6. With the consent of the city, to use agents, employees and
facilities of the city, paying the city its agreed proportion of the
compensation or costs.

7. To appoint officers, agents and employees, to prescribe their
qualifications and to fix their compensation and to pay the same out of
funds of the authority, subject, however, to the provisions of the civil
service law hereinafter provided in section twenty-three hundred eight
of this title;

8. To retain and employ financial advisors, engineers, architects,
attorneys and other consultants for professional and technical
assistance and advice; that an attorney acting as bond counsel for a
project must file with the authority a written statement in which the
attorney identifies each party to the transaction which such attorney
represents. If bond counsel provides any legal services to the parties
other than the authority, the written statement must describe the nature
of legal services provided by such bond counsel to all parties to the
transaction, including the nature of the services provided to the
authority;

9. To make contracts and leases upon such terms as the authority shall
deem appropriate, including without limitation leases which grant the
tenant of a project an option to renew or an option to purchase the
project, or both, at a fixed or otherwise predetermined price, and to
execute all instruments necessary or convenient;

10. To acquire, construct, reconstruct, lease, improve, maintain,
equip or furnish one or more projects;

11. To accept gifts, grants, loans or contributions from, and enter
into contracts or other transactions with, the United States and the
state or any agency of either of them, any municipality, any public or
private corporation or any other legal entity, and to use any such
gifts, grants, loans or contributions for any of its corporate purposes;

12. To borrow money and to issue bonds and to provide for the rights
of the holders thereof;

13. To designate the depositories of its money in the city of Auburn.

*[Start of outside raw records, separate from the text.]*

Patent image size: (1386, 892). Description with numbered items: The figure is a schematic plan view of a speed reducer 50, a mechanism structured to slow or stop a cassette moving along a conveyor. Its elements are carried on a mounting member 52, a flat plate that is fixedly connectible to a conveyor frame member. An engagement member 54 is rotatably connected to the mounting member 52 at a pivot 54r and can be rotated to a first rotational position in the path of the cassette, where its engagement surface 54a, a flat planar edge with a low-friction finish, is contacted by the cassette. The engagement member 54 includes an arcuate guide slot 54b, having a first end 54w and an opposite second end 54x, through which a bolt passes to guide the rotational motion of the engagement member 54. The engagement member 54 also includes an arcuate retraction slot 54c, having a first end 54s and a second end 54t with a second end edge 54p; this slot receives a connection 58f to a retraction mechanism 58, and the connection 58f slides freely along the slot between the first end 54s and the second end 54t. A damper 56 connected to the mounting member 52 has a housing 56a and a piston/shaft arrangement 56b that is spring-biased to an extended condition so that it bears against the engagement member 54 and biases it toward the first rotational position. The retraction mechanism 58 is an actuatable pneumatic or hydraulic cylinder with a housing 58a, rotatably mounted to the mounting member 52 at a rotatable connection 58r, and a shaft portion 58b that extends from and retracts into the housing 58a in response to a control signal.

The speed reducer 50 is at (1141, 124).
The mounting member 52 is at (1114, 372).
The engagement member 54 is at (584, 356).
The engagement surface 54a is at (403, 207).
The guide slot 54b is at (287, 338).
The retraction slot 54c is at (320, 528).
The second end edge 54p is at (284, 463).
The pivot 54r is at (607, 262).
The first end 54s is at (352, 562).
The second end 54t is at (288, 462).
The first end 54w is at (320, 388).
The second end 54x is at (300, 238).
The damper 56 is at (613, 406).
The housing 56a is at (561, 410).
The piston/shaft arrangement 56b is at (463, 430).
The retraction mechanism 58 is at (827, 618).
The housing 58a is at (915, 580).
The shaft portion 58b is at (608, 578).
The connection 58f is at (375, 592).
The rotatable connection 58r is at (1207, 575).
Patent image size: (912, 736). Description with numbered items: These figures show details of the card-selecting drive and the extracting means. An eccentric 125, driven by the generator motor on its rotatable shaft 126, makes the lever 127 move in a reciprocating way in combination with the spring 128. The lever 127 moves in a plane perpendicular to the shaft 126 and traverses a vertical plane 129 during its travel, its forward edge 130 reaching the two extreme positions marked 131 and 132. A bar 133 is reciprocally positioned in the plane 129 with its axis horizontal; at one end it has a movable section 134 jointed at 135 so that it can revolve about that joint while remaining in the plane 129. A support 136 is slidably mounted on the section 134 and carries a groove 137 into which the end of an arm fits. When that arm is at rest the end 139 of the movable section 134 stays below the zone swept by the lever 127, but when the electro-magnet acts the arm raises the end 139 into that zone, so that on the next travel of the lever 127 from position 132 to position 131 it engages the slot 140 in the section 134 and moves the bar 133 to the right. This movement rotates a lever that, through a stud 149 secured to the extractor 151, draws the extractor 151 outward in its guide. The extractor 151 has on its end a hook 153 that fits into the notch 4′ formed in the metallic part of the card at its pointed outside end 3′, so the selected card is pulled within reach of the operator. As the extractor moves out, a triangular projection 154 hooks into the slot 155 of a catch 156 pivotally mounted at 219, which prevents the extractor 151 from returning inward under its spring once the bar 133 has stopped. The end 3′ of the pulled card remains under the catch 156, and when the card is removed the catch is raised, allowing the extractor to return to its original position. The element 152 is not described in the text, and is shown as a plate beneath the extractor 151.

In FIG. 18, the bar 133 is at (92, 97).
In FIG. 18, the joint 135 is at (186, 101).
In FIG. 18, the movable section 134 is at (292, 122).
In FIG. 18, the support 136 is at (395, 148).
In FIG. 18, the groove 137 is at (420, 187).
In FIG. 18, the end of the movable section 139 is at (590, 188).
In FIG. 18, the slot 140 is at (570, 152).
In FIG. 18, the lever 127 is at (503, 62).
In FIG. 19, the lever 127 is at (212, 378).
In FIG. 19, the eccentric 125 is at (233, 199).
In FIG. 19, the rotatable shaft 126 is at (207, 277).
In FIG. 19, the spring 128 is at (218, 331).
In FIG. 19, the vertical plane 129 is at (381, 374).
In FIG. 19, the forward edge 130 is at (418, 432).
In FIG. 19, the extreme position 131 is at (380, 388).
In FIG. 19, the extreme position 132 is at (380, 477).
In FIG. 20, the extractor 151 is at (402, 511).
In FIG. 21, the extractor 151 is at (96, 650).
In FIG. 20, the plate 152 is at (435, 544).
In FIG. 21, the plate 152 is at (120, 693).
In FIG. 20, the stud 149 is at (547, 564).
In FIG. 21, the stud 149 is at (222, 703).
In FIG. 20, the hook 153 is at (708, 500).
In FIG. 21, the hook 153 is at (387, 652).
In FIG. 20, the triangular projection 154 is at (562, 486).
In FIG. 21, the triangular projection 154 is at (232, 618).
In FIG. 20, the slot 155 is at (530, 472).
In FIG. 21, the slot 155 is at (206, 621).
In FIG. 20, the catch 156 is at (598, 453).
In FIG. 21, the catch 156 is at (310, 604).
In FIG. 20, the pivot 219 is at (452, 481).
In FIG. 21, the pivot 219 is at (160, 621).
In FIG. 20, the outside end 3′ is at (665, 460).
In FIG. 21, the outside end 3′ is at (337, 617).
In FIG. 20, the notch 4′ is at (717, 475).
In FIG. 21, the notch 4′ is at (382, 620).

14. To enter into agreements requiring payments in lieu of taxes. Such
agreements shall be in writing and in addition to other terms shall
contain: the amount due annually to each affected tax jurisdiction (or a
formula by which the amount due can be calculated), the name and address
of the person, office or agency to which payment shall be delivered, the
date on which the payment shall be made, and the date on which payment
shall be considered delinquent if not paid. Unless otherwise agreed by
the affected tax jurisdictions, any such agreement shall provide that
payments in lieu of taxes shall be allocated among affected tax
jurisdictions in proportion to the amount of real property tax and other
taxes which would have been received by each affected tax jurisdiction
had the project not been tax exempt due to the status of the agency
involved in the project. A copy of any such agreement shall be delivered
to each tax affected jurisdiction within fifteen days of signing the
agreement. In the absence of any such written agreement, payments in
lieu of taxes shall be allocated in the same proportions as they had
been prior to January first, nineteen hundred ninety-three for so long
as the authority's activities render a project non-taxable by affected
tax jurisdictions. A notification of the expiration of such agreement
shall be delivered to the affected tax jurisdiction two years prior to
the expiration of such agreement and immediately upon early termination
of an agreement;

15. To establish and reestablish its fiscal year; and

16. To do all things necessary or convenient to carry out its purposes
and exercise the powers expressly given in this title.